4. Il résulte de tout ce qui précède, et sans qu’il soit besoin d’examiner l’autre moyen de la requête, que Mme C… épouse A… est fondée à soutenir que c’est à tort que, par le jugement attaqué, le tribunal administratif de Cergy-Pontoise a rejeté sa demande d’annulation de la décision portant refus de séjour, et, par voie de conséquence, de l’obligation de quitter le territoire français et de la décision fixant le pays de destination.
Sur les conclusions aux fins d’injonction et d’astreinte :
5. Eu égard au motif d’annulation des décisions attaquées ci-dessus retenu, l’exécution du présent arrêt implique, en application de l’article L. 911-1 du code de justice administrative, d’enjoindre au préfet du Val d’Oise de délivrer à Mme C… épouse A… un titre de séjour temporaire portant la mention « vie privée et familiale » et ce dans un délai de deux mois à compter de la notification du présent arrêt et de lui délivrer, dans l’attente, une autorisation provisoire de séjour. En revanche, il n’y a pas lieu, dans les circonstances de l’espèce, d’assortir cette mesure d’une astreinte.
Sur les conclusions tendant au bénéfice des dispositions de l’article L. 761-1 du code de justice administrative :
6. Il y a lieu, dans les circonstances de l’espèce, de mettre à la charge de l’État le versement de la somme de 1 500 euros au titre des frais exposés par Mme C… épouse A… et non compris dans les dépens.
D É C I D E :
Article 1er : Le jugement n° 2404016 du tribunal administratif de Cergy-Pontoise du 18 juillet 2024 et l’arrêté en date du 19 février 2024 du préfet du Val d’Oise sont annulés.
Article 2 : Il est enjoint au préfet du Val d’Oise de délivrer à Mme C… épouse A… un titre de séjour temporaire portant la mention « vie privée et familiale » dans un délai de deux mois et de lui délivrer, dans l’attente, une autorisation provisoire de séjour.
Article 3 : L’État versera à Mme C… épouse A… une somme de 1 500 euros au titre de l’article L. 761-1 du code de justice administrative.
Article 4 : Le surplus des conclusions de la requête est rejeté.

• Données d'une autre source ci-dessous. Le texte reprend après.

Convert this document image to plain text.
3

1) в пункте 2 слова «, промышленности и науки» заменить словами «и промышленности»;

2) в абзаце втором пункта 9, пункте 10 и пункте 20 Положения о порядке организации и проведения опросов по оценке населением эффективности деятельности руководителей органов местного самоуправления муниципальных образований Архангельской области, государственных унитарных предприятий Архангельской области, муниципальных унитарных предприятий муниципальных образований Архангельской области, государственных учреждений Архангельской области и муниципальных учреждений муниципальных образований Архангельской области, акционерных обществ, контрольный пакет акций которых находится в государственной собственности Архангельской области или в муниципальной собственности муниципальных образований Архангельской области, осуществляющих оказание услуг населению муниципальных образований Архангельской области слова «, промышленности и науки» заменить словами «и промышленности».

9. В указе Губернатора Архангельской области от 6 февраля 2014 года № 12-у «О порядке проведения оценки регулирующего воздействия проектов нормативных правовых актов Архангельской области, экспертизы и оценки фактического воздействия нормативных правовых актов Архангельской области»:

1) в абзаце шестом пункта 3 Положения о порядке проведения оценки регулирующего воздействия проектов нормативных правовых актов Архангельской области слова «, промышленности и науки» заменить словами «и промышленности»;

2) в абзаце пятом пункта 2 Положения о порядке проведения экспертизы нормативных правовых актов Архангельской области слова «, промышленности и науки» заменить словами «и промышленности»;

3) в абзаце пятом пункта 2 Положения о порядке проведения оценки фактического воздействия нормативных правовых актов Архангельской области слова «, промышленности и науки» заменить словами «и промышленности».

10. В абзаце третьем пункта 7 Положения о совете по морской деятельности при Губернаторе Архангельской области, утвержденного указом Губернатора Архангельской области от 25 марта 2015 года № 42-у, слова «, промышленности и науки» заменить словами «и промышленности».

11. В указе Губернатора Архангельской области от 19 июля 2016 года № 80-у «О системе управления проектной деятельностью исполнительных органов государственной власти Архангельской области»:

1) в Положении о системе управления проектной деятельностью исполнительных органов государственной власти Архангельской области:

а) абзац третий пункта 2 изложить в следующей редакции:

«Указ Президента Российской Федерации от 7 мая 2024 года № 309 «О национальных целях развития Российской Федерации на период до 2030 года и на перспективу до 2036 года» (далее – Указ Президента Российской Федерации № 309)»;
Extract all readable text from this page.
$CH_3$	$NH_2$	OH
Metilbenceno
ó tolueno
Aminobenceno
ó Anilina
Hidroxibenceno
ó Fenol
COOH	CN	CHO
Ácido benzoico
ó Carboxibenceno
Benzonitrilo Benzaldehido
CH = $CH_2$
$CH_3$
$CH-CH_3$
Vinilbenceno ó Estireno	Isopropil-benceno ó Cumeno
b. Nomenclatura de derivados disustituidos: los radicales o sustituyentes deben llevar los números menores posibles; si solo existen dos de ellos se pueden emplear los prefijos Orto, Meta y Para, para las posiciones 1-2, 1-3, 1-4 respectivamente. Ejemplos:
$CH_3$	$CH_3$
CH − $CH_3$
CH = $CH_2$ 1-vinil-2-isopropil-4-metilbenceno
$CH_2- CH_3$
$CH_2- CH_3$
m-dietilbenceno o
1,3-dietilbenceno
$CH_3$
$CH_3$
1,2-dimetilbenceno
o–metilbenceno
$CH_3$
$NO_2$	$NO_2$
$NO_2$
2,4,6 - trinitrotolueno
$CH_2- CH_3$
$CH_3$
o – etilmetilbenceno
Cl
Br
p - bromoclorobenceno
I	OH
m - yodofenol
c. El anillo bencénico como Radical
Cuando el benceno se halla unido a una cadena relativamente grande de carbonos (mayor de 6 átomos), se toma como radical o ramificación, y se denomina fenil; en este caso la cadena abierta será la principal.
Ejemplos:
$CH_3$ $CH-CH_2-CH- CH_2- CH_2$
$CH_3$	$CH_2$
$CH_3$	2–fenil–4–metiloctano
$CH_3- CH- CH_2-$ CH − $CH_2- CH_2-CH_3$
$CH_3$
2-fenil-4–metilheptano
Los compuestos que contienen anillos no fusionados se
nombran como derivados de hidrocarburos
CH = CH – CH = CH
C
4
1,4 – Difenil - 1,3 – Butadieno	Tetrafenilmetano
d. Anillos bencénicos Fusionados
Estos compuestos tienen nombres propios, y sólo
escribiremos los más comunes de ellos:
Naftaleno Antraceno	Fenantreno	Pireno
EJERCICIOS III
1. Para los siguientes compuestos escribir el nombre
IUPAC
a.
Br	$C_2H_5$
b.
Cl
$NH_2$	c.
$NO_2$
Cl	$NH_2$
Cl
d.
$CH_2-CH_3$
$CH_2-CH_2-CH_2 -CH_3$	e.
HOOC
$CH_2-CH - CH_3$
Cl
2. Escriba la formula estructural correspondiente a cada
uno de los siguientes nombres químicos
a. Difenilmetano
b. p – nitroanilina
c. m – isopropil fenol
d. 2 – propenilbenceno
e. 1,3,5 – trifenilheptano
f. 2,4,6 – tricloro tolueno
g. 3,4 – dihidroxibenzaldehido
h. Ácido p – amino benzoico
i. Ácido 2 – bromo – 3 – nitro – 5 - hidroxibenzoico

Article 5 : Le présent arrêt sera notifié à Mme B… C… épouse A…,au préfet du Val d’Oise et au ministre de l’intérieur.
Délibéré après l’audience du 25 novembre 2025, à laquelle siégeaient :
M. Etienvre, président de chambre,
M. Pilven, président-assesseur,
M. Clot, premier conseiller.
Rendu public par mise à disposition au greffe le 9 décembre 2025.
Le rapporteur,
S. ClotLe président,
F. Etienvre
La greffière,
F. Petit-Galland
La République mande et ordonne au ministre de l’intérieur, en ce qui le concerne ou à tous commissaires de justice à ce requis en ce qui concerne les voies de droit commun, contre les parties privées, de pourvoir à l’exécution de la présente décision.